Four bombs on London's subways and a bus wounded at least one person Thursday afternoon and sparked panic in London again as the city mourned the dozens that died after four bombs exploded two weeks ago.
A horrible déjà vu
A string of blasts on the London subway system and a bus sent screaming passengers fleeing in panic and wounded at least one person Thursday, exactly two weeks after the deadliest terror attack on Britain.
"We know that we had four explosions or attempted explosions simultaneously," London police chief Ian Blair told reporters. "At the moment the casualties appear to be very low in the explosions. The bombs appear to be smaller than on the last occasion. We don't know the implications for this yet -- clearly this is a very serious incident."
Dozens of police and fire engines scrambled to the scenes, evacuating three subway stations and cordoning off a wide area in eastern London around a double-decker bus in which the upper-floor windows were blown out.
Police said they had sent armed officers to investigate an "incident" at University College Hospital in central London. A spokesman was unable to confirm reports on Sky News about a man with a device with protruding wires attached to him seen in the area of the hospital. Police said the incident had been contained without providing further details.
A city already traumatized
Stations at Oval in southern London, Warren Street to the north and Shepherd's Bush to the west were evacuated. Police said initial investigations of Warren Street and Oval stations found no sign of chemical agents.

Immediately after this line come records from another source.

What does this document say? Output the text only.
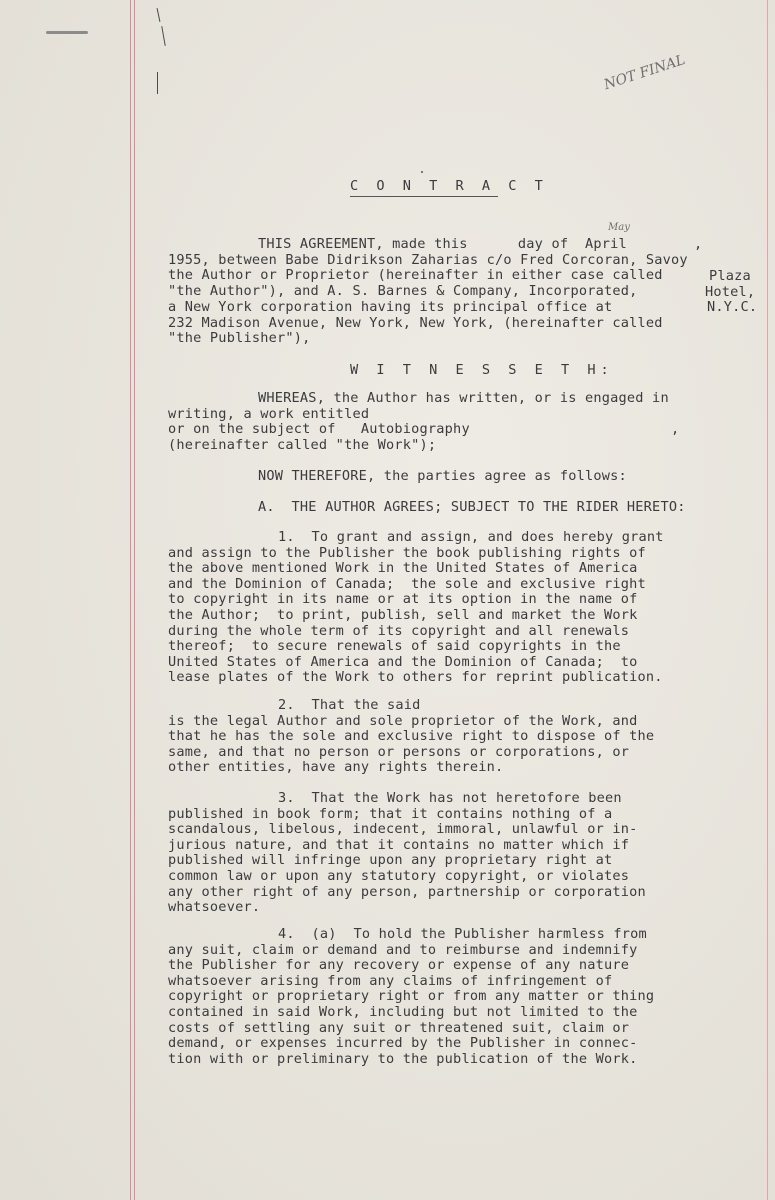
NOT FINAL
C O N T R A C T
May
THIS AGREEMENT, made this      day of  April        ,
1955, between Babe Didrikson Zaharias c/o Fred Corcoran, Savoy
the Author or Proprietor (hereinafter in either case called
"the Author"), and A. S. Barnes & Company, Incorporated,
a New York corporation having its principal office at
232 Madison Avenue, New York, New York, (hereinafter called
"the Publisher"),
Plaza
Hotel,
N.Y.C.
W I T N E S S E T H:
WHEREAS, the Author has written, or is engaged in
writing, a work entitled
or on the subject of   Autobiography                        ,
(hereinafter called "the Work");
NOW THEREFORE, the parties agree as follows:
A.  THE AUTHOR AGREES; SUBJECT TO THE RIDER HERETO:
1.  To grant and assign, and does hereby grant
and assign to the Publisher the book publishing rights of
the above mentioned Work in the United States of America
and the Dominion of Canada;  the sole and exclusive right
to copyright in its name or at its option in the name of
the Author;  to print, publish, sell and market the Work
during the whole term of its copyright and all renewals
thereof;  to secure renewals of said copyrights in the
United States of America and the Dominion of Canada;  to
lease plates of the Work to others for reprint publication.
2.  That the said
is the legal Author and sole proprietor of the Work, and
that he has the sole and exclusive right to dispose of the
same, and that no person or persons or corporations, or
other entities, have any rights therein.
3.  That the Work has not heretofore been
published in book form; that it contains nothing of a
scandalous, libelous, indecent, immoral, unlawful or in-
jurious nature, and that it contains no matter which if
published will infringe upon any proprietary right at
common law or upon any statutory copyright, or violates
any other right of any person, partnership or corporation
whatsoever.
4.  (a)  To hold the Publisher harmless from
any suit, claim or demand and to reimburse and indemnify
the Publisher for any recovery or expense of any nature
whatsoever arising from any claims of infringement of
copyright or proprietary right or from any matter or thing
contained in said Work, including but not limited to the
costs of settling any suit or threatened suit, claim or
demand, or expenses incurred by the Publisher in connec-
tion with or preliminary to the publication of the Work.
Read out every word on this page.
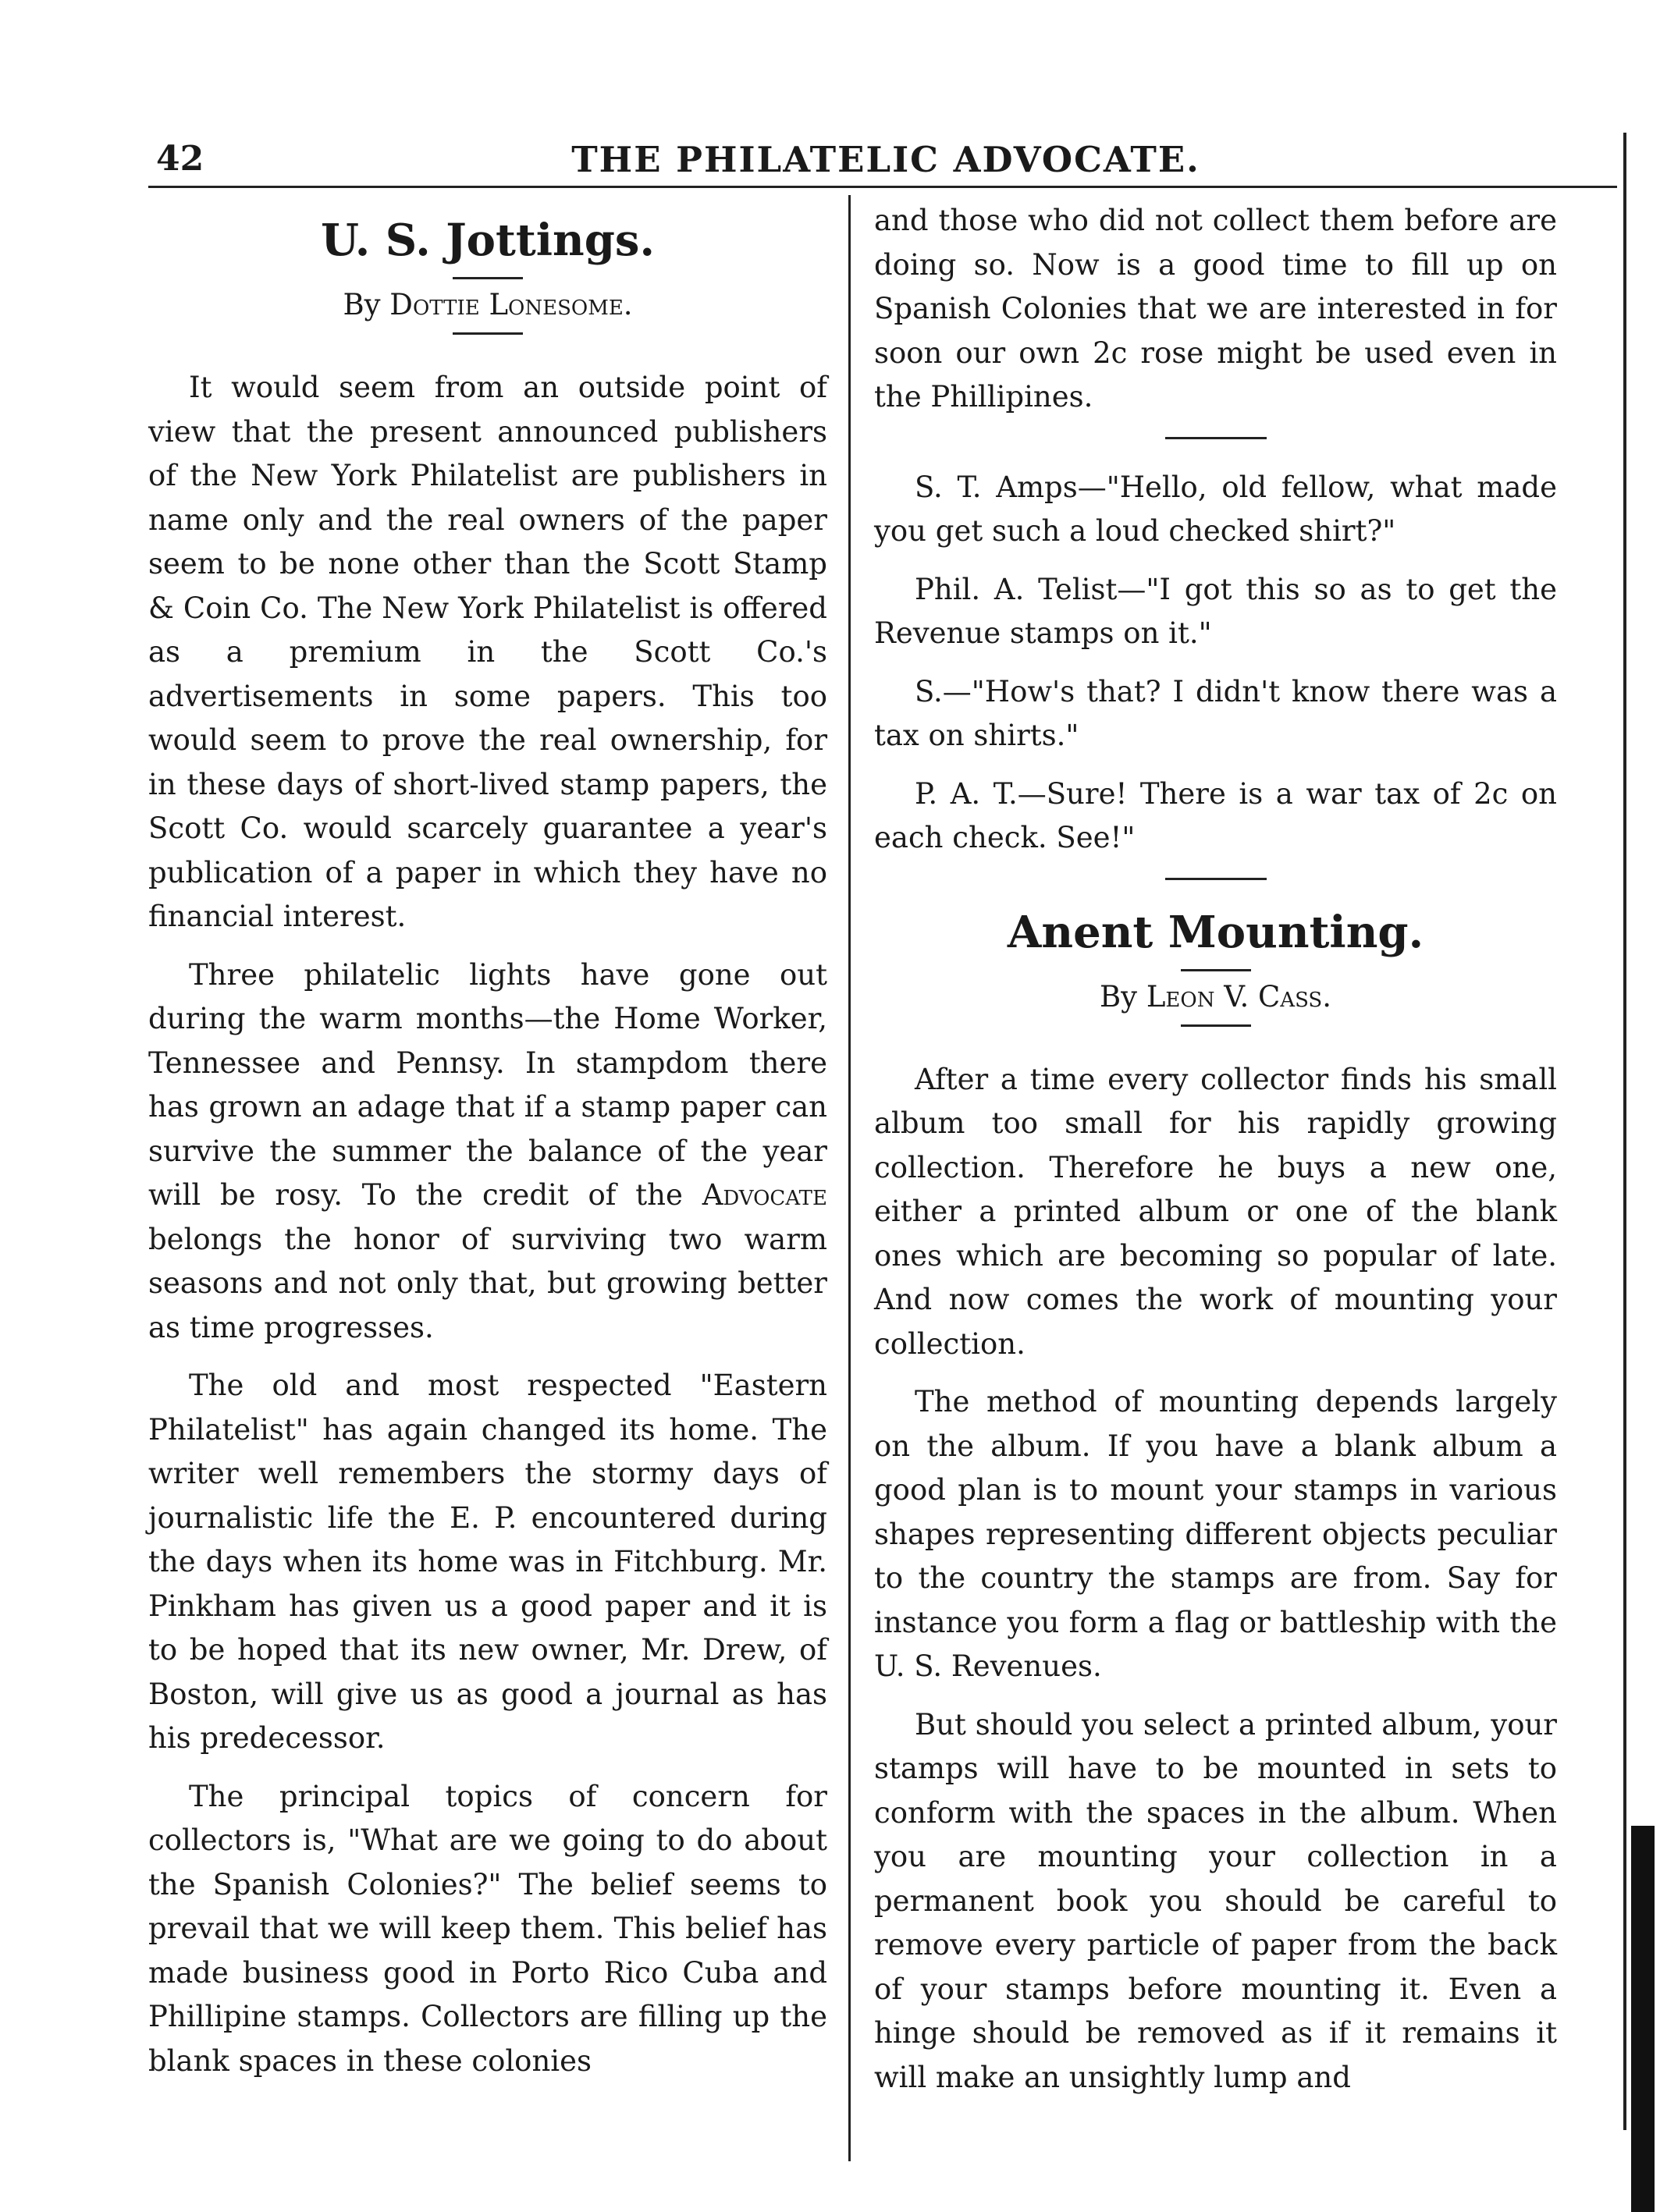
42	THE PHILATELIC ADVOCATE.
U. S. Jottings.
By Dottie Lonesome.

It would seem from an outside point of view that the present announced publishers of the New York Philatelist are publishers in name only and the real owners of the paper seem to be none other than the Scott Stamp & Coin Co. The New York Philatelist is offered as a premium in the Scott Co.'s advertisements in some papers. This too would seem to prove the real ownership, for in these days of short-lived stamp papers, the Scott Co. would scarcely guarantee a year's publication of a paper in which they have no financial interest.

Three philatelic lights have gone out during the warm months—the Home Worker, Tennessee and Pennsy. In stampdom there has grown an adage that if a stamp paper can survive the summer the balance of the year will be rosy. To the credit of the Advocate belongs the honor of surviving two warm seasons and not only that, but growing better as time progresses.

The old and most respected "Eastern Philatelist" has again changed its home. The writer well remembers the stormy days of journalistic life the E. P. encountered during the days when its home was in Fitchburg. Mr. Pinkham has given us a good paper and it is to be hoped that its new owner, Mr. Drew, of Boston, will give us as good a journal as has his predecessor.

The principal topics of concern for collectors is, "What are we going to do about the Spanish Colonies?" The belief seems to prevail that we will keep them. This belief has made business good in Porto Rico Cuba and Phillipine stamps. Collectors are filling up the blank spaces in these colonies

and those who did not collect them before are doing so. Now is a good time to fill up on Spanish Colonies that we are interested in for soon our own 2c rose might be used even in the Phillipines.

S. T. Amps—"Hello, old fellow, what made you get such a loud checked shirt?"

Phil. A. Telist—"I got this so as to get the Revenue stamps on it."

S.—"How's that? I didn't know there was a tax on shirts."

P. A. T.—Sure! There is a war tax of 2c on each check. See!"

Anent Mounting.
By Leon V. Cass.

After a time every collector finds his small album too small for his rapidly growing collection. Therefore he buys a new one, either a printed album or one of the blank ones which are becoming so popular of late. And now comes the work of mounting your collection.

The method of mounting depends largely on the album. If you have a blank album a good plan is to mount your stamps in various shapes representing different objects peculiar to the country the stamps are from. Say for instance you form a flag or battleship with the U. S. Revenues.

But should you select a printed album, your stamps will have to be mounted in sets to conform with the spaces in the album. When you are mounting your collection in a permanent book you should be careful to remove every particle of paper from the back of your stamps before mounting it. Even a hinge should be removed as if it remains it will make an unsightly lump and
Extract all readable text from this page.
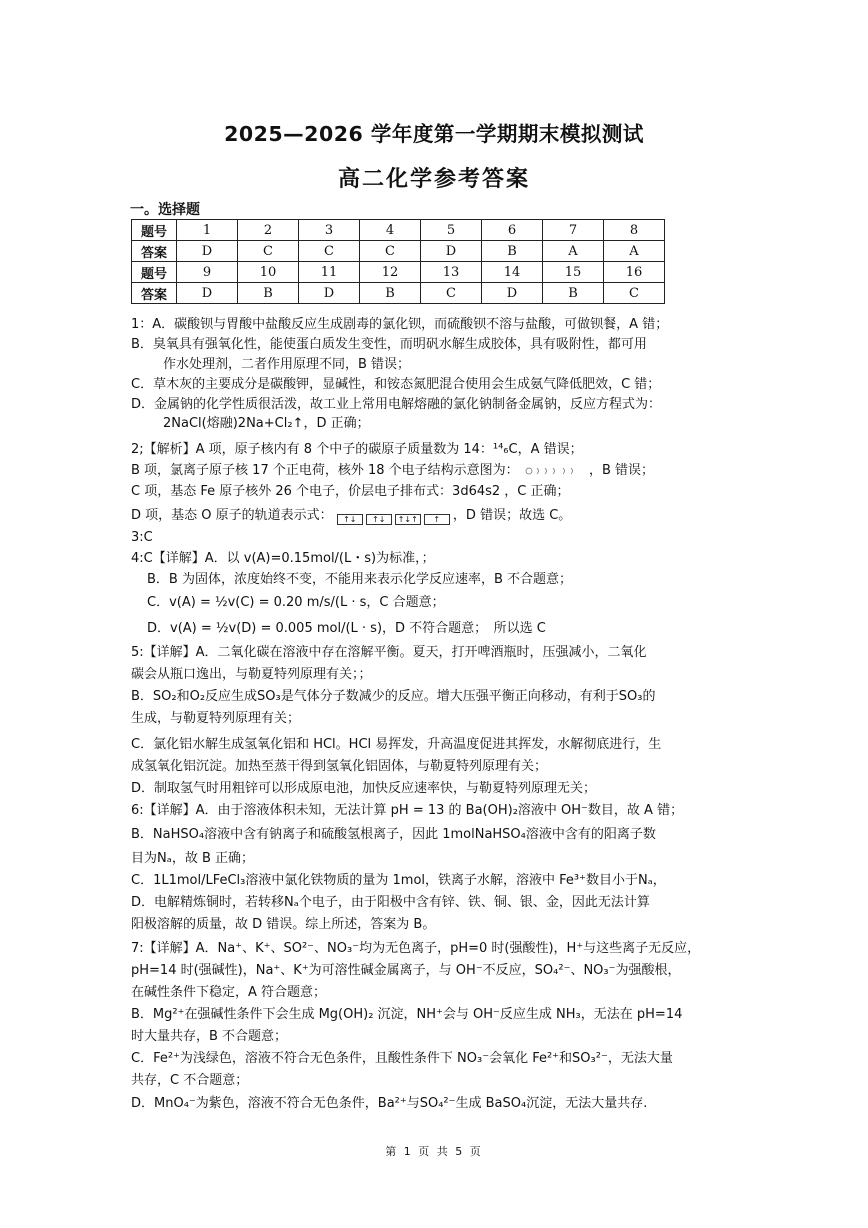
2025—2026 学年度第一学期期末模拟测试
高二化学参考答案
一。选择题
题号	1	2	3	4	5	6	7	8
答案	D	C	C	C	D	B	A	A
题号	9	10	11	12	13	14	15	16
答案	D	B	D	B	C	D	B	C
1：A．碳酸钡与胃酸中盐酸反应生成剧毒的氯化钡，而硫酸钡不溶与盐酸，可做钡餐，A 错；
B．臭氧具有强氧化性，能使蛋白质发生变性，而明矾水解生成胶体，具有吸附性，都可用
作水处理剂，二者作用原理不同，B 错误；
C．草木灰的主要成分是碳酸钾，显碱性，和铵态氮肥混合使用会生成氨气降低肥效，C 错；
D．金属钠的化学性质很活泼，故工业上常用电解熔融的氯化钠制备金属钠，反应方程式为：
2NaCl(熔融)2Na+Cl₂↑，D 正确；
2;【解析】A 项，原子核内有 8 个中子的碳原子质量数为 14：¹⁴₆C，A 错误；
B 项，氯离子原子核 17 个正电荷，核外 18 个电子结构示意图为：	，B 错误；
C 项，基态 Fe 原子核外 26 个电子，价层电子排布式：3d64s2 ，C 正确；
D 项，基态 O 原子的轨道表示式： ↑↓ ↑↓ ↑↓↑ ↑ ，D 错误；故选 C。
3:C
4:C【详解】A．以 v(A)=0.15mol/(L・s)为标准，；
B．B 为固体，浓度始终不变，不能用来表示化学反应速率，B 不合题意；
C．v(A) = ½v(C) = 0.20 m/s/(L · s，C 合题意；
D．v(A) = ½v(D) = 0.005 mol/(L · s)，D 不符合题意；　所以选 C
5:【详解】A．二氧化碳在溶液中存在溶解平衡。夏天，打开啤酒瓶时，压强减小，二氧化
碳会从瓶口逸出，与勒夏特列原理有关；；
B．SO₂和O₂反应生成SO₃是气体分子数减少的反应。增大压强平衡正向移动，有利于SO₃的
生成，与勒夏特列原理有关；
C．氯化铝水解生成氢氧化铝和 HCl。HCl 易挥发，升高温度促进其挥发，水解彻底进行，生
成氢氧化铝沉淀。加热至蒸干得到氢氧化铝固体，与勒夏特列原理有关；
D．制取氢气时用粗锌可以形成原电池，加快反应速率快，与勒夏特列原理无关；
6:【详解】A．由于溶液体积未知，无法计算 pH = 13 的 Ba(OH)₂溶液中 OH⁻数目，故 A 错；
B．NaHSO₄溶液中含有钠离子和硫酸氢根离子，因此 1molNaHSO₄溶液中含有的阳离子数
目为Nₐ，故 B 正确；
C．1L1mol/LFeCl₃溶液中氯化铁物质的量为 1mol，铁离子水解，溶液中 Fe³⁺数目小于Nₐ，
D．电解精炼铜时，若转移Nₐ个电子，由于阳极中含有锌、铁、铜、银、金，因此无法计算
阳极溶解的质量，故 D 错误。综上所述，答案为 B。
7:【详解】A．Na⁺、K⁺、SO²⁻、NO₃⁻均为无色离子，pH=0 时(强酸性)，H⁺与这些离子无反应，
pH=14 时(强碱性)，Na⁺、K⁺为可溶性碱金属离子，与 OH⁻不反应，SO₄²⁻、NO₃⁻为强酸根，
在碱性条件下稳定，A 符合题意；
B．Mg²⁺在强碱性条件下会生成 Mg(OH)₂ 沉淀，NH⁺会与 OH⁻反应生成 NH₃，无法在 pH=14
时大量共存，B 不合题意；
C．Fe²⁺为浅绿色，溶液不符合无色条件，且酸性条件下 NO₃⁻会氧化 Fe²⁺和SO₃²⁻，无法大量
共存，C 不合题意；
D．MnO₄⁻为紫色，溶液不符合无色条件，Ba²⁺与SO₄²⁻生成 BaSO₄沉淀，无法大量共存.
第 1 页 共 5 页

Four subway lines were temporarily shut down.
Copycat or same group?
The blasts hit a city traumatized by the July 7 attacks, in which 56 people were killed including four suspected al-Qaeda suicide bombers who blew up three subway trains and a double-decker bus.
Chaos, panic, witnesses say
Back on the streets, passengers who had fled the trains reported panic and chaos below ground.
Victoria Line passenger Ivan McCracken said he heard a traveler's backpack had exploded on the subway outside Warren Street station.
The explosions two weeks ago were much more powerful, police officials said
"I was in a middle carriage and the train was not far short of Warren Street station when suddenly the door between my carriage and the next one burst open and dozens of people started rushing through, some were falling and there was mass panic," he told Sky News.
"It was difficult to get the story from any of them what had happened but when I got to ground level there was an Italian young man comforting an Italian girl who told me he had seen what had happened. He said that a man was carrying a rucksack and the rucksack suddenly exploded. It was a minor explosion but enough to blow open the rucksack. The man then made an exclamation as if something had gone wrong. At that point everyone rushed from the carriage."
"I could just smell smoke"
Another witness, Abena Adofo, 23, told AFP that people were running into her carriage. "I could just smell smoke and I saw lots of people panicking," she said. "I was just trying to be calm and get out. The smell of smoke was coming from the end of the carriage."
Stagecoach, which owns the number 26 bus involved in the incident, said the driver heard a bang at around 12:30 p.m. London time.
The bus had left Waterloo and was in the Shoreditch neighborhood when the incident happened.
"The driver heard a bang which appeared to come from the upper deck," a spokesman told AFP. "When he went upstairs to investigate, the windows on the upper deck were blown out. The bus is structurally intact and we don't have any reports of injuries."
British Prime Minister Tony Blair urged the public to stay calm.
"We know why these things are done -- they are done to scare people," he told reporters. "Fortunately, in this instance, there appear to have been no casualties ... We've got to react calmly. To react in any other way is to engage in the game they want us to engage in."